It seems as if English comedian Sacha Baron Cohen never passes up the opportunity to use shock-humor and character-work to critique the way things are working while pranking some of the most powerful figureheads in America. However, he took his pranking ways to a whole new level with his recently released movie, Borat Subsequent Moviefilm. In the movie, a sequel to the cult-classic film Borat, the titular character, a Kazakh journalist, vows to get close to members of the Trump administration to redeem his home country whom he made a mockery of in the events of the previous film. The lines blur between fiction and reality throughout the movie when Cohen and Maria Bakalova, who plays journalist Tutar Sagdiyev, infiltrate real-life right-wing circles and rub elbows with the Washington D.C. elite.

The Subsequent Moviefilm features one of Cohen’s most famous, or infamous, pranks, which involves Bakalova as Sagdiyev interviewing Rudy Giuliani, former mayor of New York City and the current lawyer for President Donald Trump. In this scene, which had been leaked before the movie’s release, Sagdiyev and Giuliani enter a hotel room rigged with hidden cameras, following an interview that he believed to be legitimate. At that point, he had no idea that the reporter was an actress, and the publication she claimed to be a part of was fake. After she brought him to the hotel room for drinks, he is seen patting her lower back as she helps him remove his microphone. He then laid down on the bed and put his hands down his pants, prompting Cohen as Borat to bust into the room, claiming that, “She’s 15, she too old for you!”

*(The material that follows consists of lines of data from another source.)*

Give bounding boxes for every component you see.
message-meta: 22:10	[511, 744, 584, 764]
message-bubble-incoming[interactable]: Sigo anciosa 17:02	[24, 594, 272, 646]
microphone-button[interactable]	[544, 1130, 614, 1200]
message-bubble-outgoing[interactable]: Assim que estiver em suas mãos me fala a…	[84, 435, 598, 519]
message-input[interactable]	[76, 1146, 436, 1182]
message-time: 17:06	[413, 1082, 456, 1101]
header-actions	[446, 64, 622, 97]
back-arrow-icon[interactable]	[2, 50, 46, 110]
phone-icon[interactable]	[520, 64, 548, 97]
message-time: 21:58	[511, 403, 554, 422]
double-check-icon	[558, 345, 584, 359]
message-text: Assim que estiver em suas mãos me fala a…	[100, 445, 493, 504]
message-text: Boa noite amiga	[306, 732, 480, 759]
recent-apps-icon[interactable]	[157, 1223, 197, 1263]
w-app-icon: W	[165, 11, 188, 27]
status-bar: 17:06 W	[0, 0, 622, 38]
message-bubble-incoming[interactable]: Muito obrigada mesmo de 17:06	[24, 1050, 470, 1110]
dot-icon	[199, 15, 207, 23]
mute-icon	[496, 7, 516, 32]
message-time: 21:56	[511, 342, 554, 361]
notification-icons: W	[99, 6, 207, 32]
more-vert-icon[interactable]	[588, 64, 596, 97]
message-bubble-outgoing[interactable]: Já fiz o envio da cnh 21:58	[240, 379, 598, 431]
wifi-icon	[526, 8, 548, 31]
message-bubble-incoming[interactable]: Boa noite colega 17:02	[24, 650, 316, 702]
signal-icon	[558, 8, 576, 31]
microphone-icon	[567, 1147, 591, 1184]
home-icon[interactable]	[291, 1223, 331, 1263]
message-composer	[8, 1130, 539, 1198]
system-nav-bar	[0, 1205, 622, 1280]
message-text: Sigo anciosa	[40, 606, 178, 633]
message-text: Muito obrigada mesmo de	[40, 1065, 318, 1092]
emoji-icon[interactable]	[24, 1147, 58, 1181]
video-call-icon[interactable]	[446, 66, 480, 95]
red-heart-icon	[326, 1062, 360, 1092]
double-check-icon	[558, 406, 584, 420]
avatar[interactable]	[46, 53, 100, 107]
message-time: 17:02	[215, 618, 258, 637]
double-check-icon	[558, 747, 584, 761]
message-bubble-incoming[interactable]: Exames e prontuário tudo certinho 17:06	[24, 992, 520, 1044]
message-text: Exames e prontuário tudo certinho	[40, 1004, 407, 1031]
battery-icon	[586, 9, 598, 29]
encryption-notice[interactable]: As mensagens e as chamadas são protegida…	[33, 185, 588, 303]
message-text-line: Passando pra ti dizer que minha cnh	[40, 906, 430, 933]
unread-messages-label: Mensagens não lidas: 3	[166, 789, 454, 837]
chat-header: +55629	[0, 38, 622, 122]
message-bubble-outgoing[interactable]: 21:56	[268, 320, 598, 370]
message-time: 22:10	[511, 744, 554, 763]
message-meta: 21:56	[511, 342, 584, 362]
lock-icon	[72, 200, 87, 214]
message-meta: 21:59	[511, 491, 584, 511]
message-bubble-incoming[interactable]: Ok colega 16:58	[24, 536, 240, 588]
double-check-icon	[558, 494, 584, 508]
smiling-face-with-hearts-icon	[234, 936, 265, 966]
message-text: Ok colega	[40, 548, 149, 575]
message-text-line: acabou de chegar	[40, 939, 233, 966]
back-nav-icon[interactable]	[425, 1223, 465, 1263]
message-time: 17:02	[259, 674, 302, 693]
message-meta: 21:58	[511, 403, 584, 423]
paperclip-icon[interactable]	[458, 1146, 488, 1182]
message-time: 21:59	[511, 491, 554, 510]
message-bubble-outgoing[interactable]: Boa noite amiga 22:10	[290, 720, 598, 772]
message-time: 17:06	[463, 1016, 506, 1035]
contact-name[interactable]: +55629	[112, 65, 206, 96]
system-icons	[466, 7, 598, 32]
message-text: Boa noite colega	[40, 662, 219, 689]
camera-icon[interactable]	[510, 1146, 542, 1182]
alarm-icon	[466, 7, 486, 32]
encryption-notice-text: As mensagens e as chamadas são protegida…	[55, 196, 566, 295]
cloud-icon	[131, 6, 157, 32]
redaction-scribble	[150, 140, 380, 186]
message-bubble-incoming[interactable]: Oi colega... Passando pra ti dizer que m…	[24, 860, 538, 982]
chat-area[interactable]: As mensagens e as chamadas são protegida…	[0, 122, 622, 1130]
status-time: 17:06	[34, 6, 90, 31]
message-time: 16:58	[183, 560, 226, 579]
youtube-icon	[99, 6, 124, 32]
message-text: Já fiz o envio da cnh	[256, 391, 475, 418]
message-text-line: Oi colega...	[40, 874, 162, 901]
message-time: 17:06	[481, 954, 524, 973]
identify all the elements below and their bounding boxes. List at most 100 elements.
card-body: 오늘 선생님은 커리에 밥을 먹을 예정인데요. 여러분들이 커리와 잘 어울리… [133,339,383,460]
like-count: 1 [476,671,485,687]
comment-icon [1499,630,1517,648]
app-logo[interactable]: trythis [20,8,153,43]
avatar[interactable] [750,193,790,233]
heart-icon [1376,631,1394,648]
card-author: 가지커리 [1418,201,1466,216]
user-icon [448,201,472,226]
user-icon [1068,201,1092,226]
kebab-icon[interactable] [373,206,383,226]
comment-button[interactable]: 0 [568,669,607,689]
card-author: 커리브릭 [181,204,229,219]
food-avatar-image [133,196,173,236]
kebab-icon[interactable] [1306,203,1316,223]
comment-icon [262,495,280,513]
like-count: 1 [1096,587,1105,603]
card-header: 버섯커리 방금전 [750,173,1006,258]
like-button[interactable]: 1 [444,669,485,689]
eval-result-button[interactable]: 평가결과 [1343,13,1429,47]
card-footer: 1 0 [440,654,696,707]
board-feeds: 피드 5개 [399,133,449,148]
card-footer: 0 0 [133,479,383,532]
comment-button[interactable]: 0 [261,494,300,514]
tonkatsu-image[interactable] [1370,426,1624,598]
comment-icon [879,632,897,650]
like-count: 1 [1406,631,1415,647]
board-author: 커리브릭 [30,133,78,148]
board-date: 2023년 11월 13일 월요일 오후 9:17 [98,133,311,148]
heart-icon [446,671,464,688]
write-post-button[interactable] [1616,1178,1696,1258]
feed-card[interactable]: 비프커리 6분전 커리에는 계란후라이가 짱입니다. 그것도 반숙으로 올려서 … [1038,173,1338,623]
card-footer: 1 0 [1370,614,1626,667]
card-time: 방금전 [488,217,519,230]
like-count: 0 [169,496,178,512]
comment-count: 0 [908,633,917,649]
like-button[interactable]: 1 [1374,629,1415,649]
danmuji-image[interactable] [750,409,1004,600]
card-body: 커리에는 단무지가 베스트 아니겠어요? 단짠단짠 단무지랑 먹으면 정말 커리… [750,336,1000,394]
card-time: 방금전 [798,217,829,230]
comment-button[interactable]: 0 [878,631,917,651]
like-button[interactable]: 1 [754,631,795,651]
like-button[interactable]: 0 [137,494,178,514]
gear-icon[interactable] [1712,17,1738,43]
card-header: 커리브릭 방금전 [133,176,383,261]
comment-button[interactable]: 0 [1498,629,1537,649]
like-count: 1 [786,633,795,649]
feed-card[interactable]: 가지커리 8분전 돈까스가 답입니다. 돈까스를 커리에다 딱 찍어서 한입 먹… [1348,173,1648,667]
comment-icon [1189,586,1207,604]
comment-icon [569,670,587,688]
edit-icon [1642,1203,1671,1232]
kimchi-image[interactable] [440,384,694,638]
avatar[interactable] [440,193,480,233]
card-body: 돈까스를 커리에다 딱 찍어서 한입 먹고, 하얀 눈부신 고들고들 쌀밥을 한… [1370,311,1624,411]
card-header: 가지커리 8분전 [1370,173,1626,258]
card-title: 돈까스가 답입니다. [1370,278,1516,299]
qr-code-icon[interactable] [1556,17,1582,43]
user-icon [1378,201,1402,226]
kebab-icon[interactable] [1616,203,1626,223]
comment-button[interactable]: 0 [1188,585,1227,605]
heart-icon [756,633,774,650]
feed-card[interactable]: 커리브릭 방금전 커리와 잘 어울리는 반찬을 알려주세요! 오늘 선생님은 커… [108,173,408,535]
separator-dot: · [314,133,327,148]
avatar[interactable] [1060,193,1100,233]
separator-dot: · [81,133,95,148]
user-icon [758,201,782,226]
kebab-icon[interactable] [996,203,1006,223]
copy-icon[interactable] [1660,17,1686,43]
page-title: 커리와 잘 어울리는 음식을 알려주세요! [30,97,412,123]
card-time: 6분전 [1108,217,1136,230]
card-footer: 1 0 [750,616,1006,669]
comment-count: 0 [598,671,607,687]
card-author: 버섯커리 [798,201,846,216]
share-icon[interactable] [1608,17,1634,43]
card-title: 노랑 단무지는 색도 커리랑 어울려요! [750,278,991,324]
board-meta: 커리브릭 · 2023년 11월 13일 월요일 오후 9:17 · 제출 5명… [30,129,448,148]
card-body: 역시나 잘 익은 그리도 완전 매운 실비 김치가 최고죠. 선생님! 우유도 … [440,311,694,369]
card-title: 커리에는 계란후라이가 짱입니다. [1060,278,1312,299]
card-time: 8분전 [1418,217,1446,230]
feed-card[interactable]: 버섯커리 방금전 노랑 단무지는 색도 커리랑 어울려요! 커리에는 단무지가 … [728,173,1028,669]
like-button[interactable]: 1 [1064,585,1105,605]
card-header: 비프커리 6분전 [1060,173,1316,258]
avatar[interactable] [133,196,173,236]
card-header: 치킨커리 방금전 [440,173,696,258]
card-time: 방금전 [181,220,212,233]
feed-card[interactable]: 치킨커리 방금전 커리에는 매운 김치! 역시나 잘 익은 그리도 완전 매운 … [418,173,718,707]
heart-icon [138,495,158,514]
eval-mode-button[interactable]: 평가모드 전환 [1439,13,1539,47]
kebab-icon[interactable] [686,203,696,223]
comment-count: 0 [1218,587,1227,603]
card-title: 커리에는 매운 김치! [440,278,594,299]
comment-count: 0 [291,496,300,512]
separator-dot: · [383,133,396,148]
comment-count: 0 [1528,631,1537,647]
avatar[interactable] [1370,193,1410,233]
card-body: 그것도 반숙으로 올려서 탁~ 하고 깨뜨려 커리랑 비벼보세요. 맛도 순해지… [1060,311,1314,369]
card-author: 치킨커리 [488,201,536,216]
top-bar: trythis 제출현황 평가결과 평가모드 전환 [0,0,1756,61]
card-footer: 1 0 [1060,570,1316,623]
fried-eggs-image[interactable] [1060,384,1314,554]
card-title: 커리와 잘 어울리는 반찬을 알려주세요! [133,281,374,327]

Giuliani immediately went on the defense following the leak of the scene to call the video “…a complete fabrication. I was tucking in my shirt after taking off the recording equipment.” but many are not buying his claims that he was completely innocent. He also believed that Cohen had initiated this prank as a “hit job” due to his supposed exposure to the Hunter Biden and Joe Biden controversies surrounding Ukraine.
Cohen and Bakalova recently appeared on Good Morning America to address the scene. While Bakalova said she felt safe filming the scene with Giuliani (thanks to the Borat crew), Cohen’s tone was a lot darker. “If the president’s lawyer found what he did there appropriate behavior then heaven knows what he’s done with other female journalists in hotel rooms.”

Whether people think Giuliani putting his hands down his pants to tuck in his shirt, or something more sinister, his lack of explanation on why he agreed to go back to her hotel room in the first place was questionable. As well as the fact that he patted Bakalova’s lower back. Giuliani still claims his innocence, and it may help his case that the movie’s editing prevents the public from truly knowing the context behind many moments in the scene. However, the context does not necessarily matter to many viewers who still see an abuse of power and inappropriate touching caught on camera. To the surprise of many, he has not called for the release of the full scene unedited, despite the possibility that it could help his case or provide him some sympathy. As for the legal repercussions that could stem from the movie, it is not believed that Giuliani would (or could) sue Cohen. Legal analysts believe that he signed a release form in the wake of the incident that would preclude him from suing or preventing the movie’s release (otherwise, he could have already sued).

Released on Amazon Prime Video on October 23rd, 2020, Borat Subsequent Moviefilm is already gaining rave reviews, currently rated Certified Fresh (85%) on review aggregator website Rotten Tomatoes.